Consider now that we'd like to expand our number parsing a bit, and generalize it to all integral types (including bool). Clearly we need some templates. Perhaps surprisingly, the solution is very simple indeed. (Note that this is written for compatibility with Metrowerks CodeWarrior only, and so uses the long long type. Nor have I bothered to cater for unsigned types or character encodings other than char. A real-world implementation would, of course, use correct abstractions, that is, int64_t, and provide a more portable solution.)

Listing 19.4.

template <typename I>


class str2int


{


// Construction


public:


  explicit str2int(char const *s);


// Operators


public:


  operator I() const


  {


    return m_value;


  }


// Members


private:


  I m_value;


};





template <typename I>


inline str2int<I>::str2int(char const *s)


  : m_value(static_cast<I>(atoi(s)))


{}


template <>


inline str2int<long long>::str2int(char const *s)


  : m_value(strtoll(s, NULL, 10))


{}


template <>


inline str2int<bool>::str2int(char const *s)


  : m_value(0 == (strcmp(s, "true"))


{}

A pleasing consequence of the implementation is that in using the cast class we emulate the syntax of the built-in casts.

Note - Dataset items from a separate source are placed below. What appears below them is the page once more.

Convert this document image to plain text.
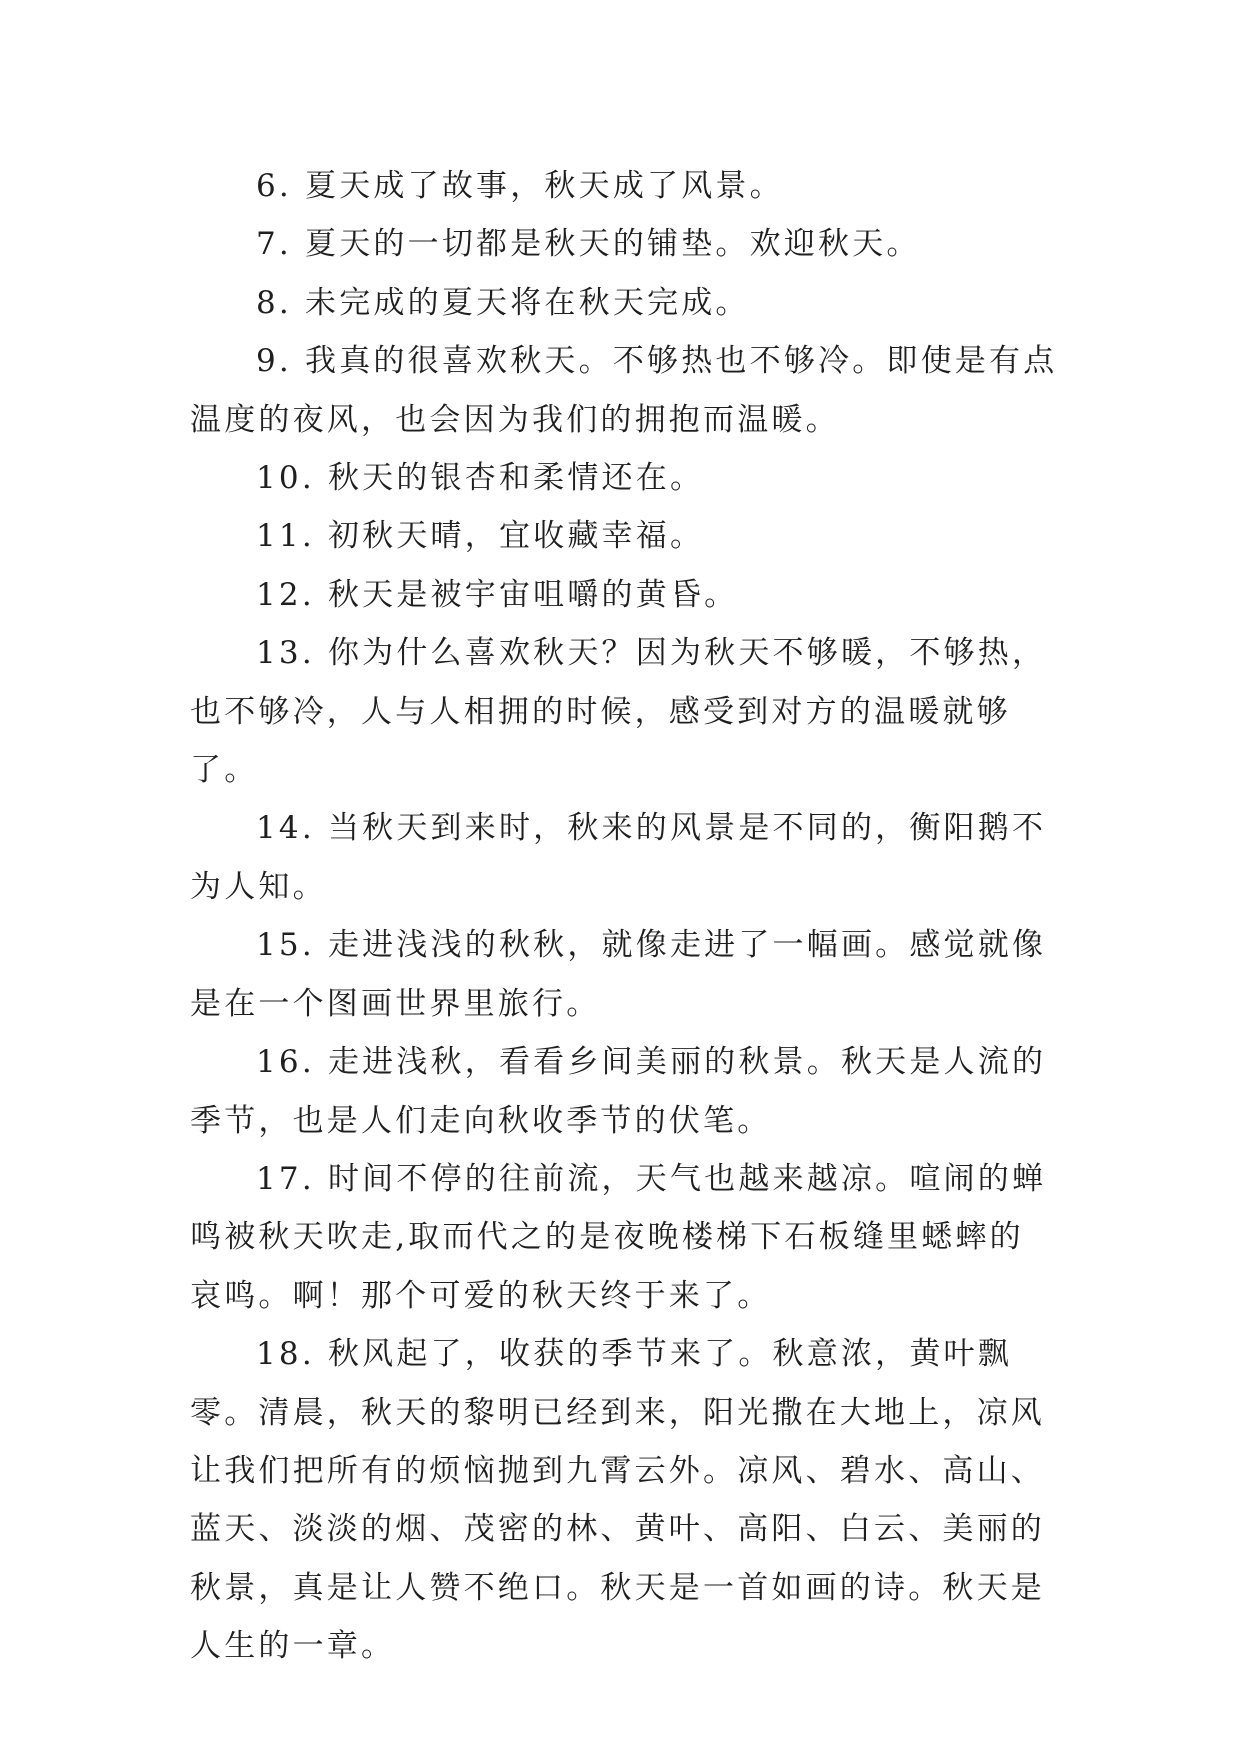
6. 夏天成了故事，秋天成了风景。

7. 夏天的一切都是秋天的铺垫。欢迎秋天。

8. 未完成的夏天将在秋天完成。

9. 我真的很喜欢秋天。不够热也不够冷。即使是有点温度的夜风，也会因为我们的拥抱而温暖。

10. 秋天的银杏和柔情还在。

11. 初秋天晴，宜收藏幸福。

12. 秋天是被宇宙咀嚼的黄昏。

13. 你为什么喜欢秋天？因为秋天不够暖，不够热，也不够冷，人与人相拥的时候，感受到对方的温暖就够了。

14. 当秋天到来时，秋来的风景是不同的，衡阳鹅不为人知。

15. 走进浅浅的秋秋，就像走进了一幅画。感觉就像是在一个图画世界里旅行。

16. 走进浅秋，看看乡间美丽的秋景。秋天是人流的季节，也是人们走向秋收季节的伏笔。

17. 时间不停的往前流，天气也越来越凉。喧闹的蝉鸣被秋天吹走,取而代之的是夜晚楼梯下石板缝里蟋蟀的哀鸣。啊！那个可爱的秋天终于来了。

18. 秋风起了，收获的季节来了。秋意浓，黄叶飘零。清晨，秋天的黎明已经到来，阳光撒在大地上，凉风让我们把所有的烦恼抛到九霄云外。凉风、碧水、高山、蓝天、淡淡的烟、茂密的林、黄叶、高阳、白云、美丽的秋景，真是让人赞不绝口。秋天是一首如画的诗。秋天是人生的一章。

short     s  = str2int<short>("34");


int       i  = str2int<int>("65536");


bool      b  = str2int<bool>("true");


long long ll = str2int<long long>("-9223372036854775808");

So we've seen how to masquerade in the clothes of C++'s built-in cast operators. That's nice. But is there a serious point? Well, I'm sure that the fact that we've also catered for bool and its non-numeric string representation (which could easily be expanded to handle other strings, such as "1" and "TRUE") has got you thinking, but you probably want to see something that answers a genuine problem. After all, str2int could just be implemented as a suite of related functions, str2short, str2bool, and so on.